PLEASE HELP!!! I moved here over the winter from Nebraska and do not know where or when to start looking for morels in this area. Any tips would be greatly appreciated. Thanks!!


----------



## rosiertroop

Hunt only on your own property. It is illegal and extreamly rude to trespass on other peoples property. The parks are usually picked out within a day.


----------



## sweats71

go to your local chamber of commerce, or dnr station and ask for a map of public land.. buy a plat book if you really want to learn the are and who owns where... then ask for permission to hunt the land you want too...


----------



## steph_n_darrin

Thank You, I got permission to hunt on someone else's property with them. Is it too early to try this week after the thunderstorms? We are forecast to get rain/storms Tuesday and Wednesday.


----------



## leonlafever

I live in Jay county, straight east of Grant... It will probably be another 2 weeks before they pop up.
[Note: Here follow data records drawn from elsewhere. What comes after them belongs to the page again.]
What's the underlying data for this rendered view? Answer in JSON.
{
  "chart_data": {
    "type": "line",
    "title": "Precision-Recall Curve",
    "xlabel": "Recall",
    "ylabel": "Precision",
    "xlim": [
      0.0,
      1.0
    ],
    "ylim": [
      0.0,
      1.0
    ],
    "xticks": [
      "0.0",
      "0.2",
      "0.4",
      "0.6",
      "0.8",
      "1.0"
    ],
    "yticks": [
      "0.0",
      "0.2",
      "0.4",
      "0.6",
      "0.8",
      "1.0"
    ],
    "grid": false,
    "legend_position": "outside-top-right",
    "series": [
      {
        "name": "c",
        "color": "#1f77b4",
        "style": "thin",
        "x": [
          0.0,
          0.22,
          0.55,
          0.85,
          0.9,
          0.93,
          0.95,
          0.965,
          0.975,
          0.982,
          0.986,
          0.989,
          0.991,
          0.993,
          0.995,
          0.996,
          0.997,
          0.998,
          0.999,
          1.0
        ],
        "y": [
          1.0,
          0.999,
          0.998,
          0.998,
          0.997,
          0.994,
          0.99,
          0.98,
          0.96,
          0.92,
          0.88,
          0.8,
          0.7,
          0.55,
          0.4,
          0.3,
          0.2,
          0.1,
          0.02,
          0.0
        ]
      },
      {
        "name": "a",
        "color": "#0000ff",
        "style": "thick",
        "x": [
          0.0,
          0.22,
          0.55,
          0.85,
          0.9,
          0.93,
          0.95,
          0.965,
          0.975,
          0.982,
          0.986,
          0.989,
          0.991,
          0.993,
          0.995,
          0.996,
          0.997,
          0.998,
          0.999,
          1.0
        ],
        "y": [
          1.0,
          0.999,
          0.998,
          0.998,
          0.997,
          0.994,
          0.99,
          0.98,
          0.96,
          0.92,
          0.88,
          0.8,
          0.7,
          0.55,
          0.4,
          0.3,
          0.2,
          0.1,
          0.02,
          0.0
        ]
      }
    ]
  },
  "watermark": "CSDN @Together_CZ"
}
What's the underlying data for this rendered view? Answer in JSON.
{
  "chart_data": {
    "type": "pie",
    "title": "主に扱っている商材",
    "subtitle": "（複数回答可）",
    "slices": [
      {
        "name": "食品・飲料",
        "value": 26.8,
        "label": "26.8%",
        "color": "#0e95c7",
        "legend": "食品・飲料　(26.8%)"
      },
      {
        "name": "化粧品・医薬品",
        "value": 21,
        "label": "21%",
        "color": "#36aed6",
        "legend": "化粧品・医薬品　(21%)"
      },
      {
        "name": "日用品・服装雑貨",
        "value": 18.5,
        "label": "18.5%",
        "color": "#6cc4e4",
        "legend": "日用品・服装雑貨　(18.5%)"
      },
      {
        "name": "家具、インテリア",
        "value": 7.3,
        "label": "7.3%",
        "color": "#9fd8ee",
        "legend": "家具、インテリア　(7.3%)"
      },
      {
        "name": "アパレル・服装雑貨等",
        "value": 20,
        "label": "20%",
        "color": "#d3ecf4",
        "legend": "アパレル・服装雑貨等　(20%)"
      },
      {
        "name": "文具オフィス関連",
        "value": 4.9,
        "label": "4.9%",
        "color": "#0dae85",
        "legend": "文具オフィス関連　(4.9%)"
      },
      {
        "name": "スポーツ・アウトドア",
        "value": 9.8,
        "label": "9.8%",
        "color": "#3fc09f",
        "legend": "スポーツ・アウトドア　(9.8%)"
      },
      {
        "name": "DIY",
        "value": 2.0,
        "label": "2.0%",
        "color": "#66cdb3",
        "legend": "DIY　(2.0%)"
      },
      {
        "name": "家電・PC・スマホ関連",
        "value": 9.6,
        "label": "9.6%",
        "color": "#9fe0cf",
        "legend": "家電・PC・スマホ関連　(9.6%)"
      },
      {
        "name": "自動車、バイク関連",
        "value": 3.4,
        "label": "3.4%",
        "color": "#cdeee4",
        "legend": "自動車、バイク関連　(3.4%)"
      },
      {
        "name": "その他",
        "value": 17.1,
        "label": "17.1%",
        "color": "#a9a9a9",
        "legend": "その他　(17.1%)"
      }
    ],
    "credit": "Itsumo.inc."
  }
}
I have my own woods and I usually find them the 3rd and 4th week of April. Last year, I didn't find any, because it was too dry, but the year before, I found over 400. You might want to start doing your rain dance.


----------



## leonlafever

As for 'where' to look, I have a creek and they love to grow on the ridgelines of the high banks. Also around apple trees.


----------



## kellyc

Welcome to Grant County Steph n Darrin. I moved here from Michigan 3 years ago. It's a little tougher to find the mushrooms here than where I came from but they are out there. There is plenty of state land around the reservoirs and I think we all know they don't grow in one day and don't get picked in one day either! I don't expect to see them for a few weeks, either, but this warm weather is sure putting me in the mood to hunt! Good luck!


----------